Considered a weed by some, comfrey is the darling of many a permaculture farm. While not edible (it has been linked to liver damage), this plant has long been beloved for medicinal qualities but has made even more of a reputation for its positive influence on other plants. Comfrey has deep-tapping tubular roots that are great for pulling up trace minerals for other plants to take advantage of, cycling nutrients. It’s fat, nutrient-rich leaves are renowned as animal fodder, compost activator, and amazing mulch. The short-lived flowers are also a pollinator favorite.
Moringa is another fast-growing tree, with a fast-growing reputation as a superfood. Basically, the whole plant — seed, root, bark, and especially leaves — is edible, and the leaves can be dehydrated into crazy healthy powder to add to smoothies and soup. Eaten fresh, the leaves have an endearing spiciness and work well for funking up a salad. Otherwise, moringa is a perennial legume tree, so it continually and naturally fixes the soil with nitrogen, the main component of most fertilizers. The tree also continually regenerates after being pruned, and it is amazingly drought-resistant.

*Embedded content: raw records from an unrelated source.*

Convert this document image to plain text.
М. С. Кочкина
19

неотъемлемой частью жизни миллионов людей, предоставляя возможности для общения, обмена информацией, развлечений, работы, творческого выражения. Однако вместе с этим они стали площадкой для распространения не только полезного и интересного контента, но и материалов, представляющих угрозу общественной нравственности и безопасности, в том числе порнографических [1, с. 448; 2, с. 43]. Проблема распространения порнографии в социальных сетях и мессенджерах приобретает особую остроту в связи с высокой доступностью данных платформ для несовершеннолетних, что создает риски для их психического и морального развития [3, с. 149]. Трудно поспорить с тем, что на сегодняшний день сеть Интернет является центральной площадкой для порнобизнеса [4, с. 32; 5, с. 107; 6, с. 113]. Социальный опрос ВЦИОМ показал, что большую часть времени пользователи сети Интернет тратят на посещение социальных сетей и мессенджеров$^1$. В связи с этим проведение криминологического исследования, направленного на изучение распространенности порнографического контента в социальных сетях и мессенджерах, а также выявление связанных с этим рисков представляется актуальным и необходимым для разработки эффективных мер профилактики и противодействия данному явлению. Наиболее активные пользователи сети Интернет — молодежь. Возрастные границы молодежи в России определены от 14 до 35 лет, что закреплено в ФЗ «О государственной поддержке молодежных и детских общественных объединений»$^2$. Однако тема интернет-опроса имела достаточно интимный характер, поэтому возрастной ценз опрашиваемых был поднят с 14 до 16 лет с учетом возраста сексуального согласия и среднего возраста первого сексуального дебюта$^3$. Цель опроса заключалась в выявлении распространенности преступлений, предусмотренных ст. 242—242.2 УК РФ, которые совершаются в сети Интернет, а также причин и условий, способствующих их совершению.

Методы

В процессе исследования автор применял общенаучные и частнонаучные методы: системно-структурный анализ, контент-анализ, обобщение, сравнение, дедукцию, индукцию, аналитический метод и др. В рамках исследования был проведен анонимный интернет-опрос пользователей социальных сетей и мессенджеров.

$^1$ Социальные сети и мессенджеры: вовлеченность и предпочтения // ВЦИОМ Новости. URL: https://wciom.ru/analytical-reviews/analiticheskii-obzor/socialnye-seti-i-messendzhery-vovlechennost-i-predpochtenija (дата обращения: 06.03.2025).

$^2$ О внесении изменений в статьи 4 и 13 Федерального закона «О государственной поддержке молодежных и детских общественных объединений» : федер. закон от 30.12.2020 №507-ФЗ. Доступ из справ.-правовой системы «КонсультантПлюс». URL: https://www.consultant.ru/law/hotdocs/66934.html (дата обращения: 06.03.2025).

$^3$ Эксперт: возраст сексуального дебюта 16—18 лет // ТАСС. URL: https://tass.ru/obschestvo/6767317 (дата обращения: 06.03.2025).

Bamboo, to put it simply, is just an amazingly useful plant to have around, and in some form, it grows just about anywhere that isn’t frozen for most of the year. Around the world, bamboo is used as food, medicine, animal fodder, wildlife habitat, construction and more — there are literally thousands of uses for bamboo. Find the right one for the climate, and it will grow extremely well, sometimes doubling in volume each year, which is why it is also notorious for its ability to spread. Nevertheless, bamboo can be considered the multi-purpose tool of the garden, anything from fencing to tomato stakes to mulch.
5. Pigeon Pea
Pigeon peas are another popular and perennial permaculture legume, beloved not just for the powerful protein-packed food yield but also for other leguminous qualities such as soil-fixing and chop-and-drop mulching. It only grows to a couple of meters tall and has a four or five year lifespan, so it makes for a great early component to those working on growing a food forest or preparing a new area for planting. Like comfrey, pigeon peas have deep taproots, which help to cycle nutrients through the ecosystem. These guys do not like frost, so in said areas, something like Siberian pea shrub might be a better choice.
6. Red Clover
As is becoming obvious, it’s hard to talk permaculture plants and not get heavily into legumes and nitrogen-fixing plants, so this is another one. Red clover is good for the soil and provides what other food-producing plants need to put out a good harvest. Clover makes this list as a good groundcover, a plant that prevents the soil from drying out in the sun and eroding. Red clover is particularly good because it is also almost entirely edible, attracts wildlife and has been used medicinally for centuries.
Hazelnuts are great trees and bushes because they put out a high-yield of high-calorie crop, which can be used as a nut, oil or flour in the kitchen. Additionally, the bushes can make fantastic windbreaks or the trees can work as understory trees for guilds with larger, fruit-bearing trees like apples and pears. They are also long-living plants, up to fifty years, that can tolerate shade. They work well in a food forest, especially as buffer between unfriendly plants like walnuts and others. Eventually, the trees will provide a good source of wood.
Hey, there’s no reason to pretend like there aren’t a million other useful, beautiful, productive plants out there, all worthy of being put into our yards and gardens and edible forest projects. However, these guys, given the chance, can quickly prove their worth.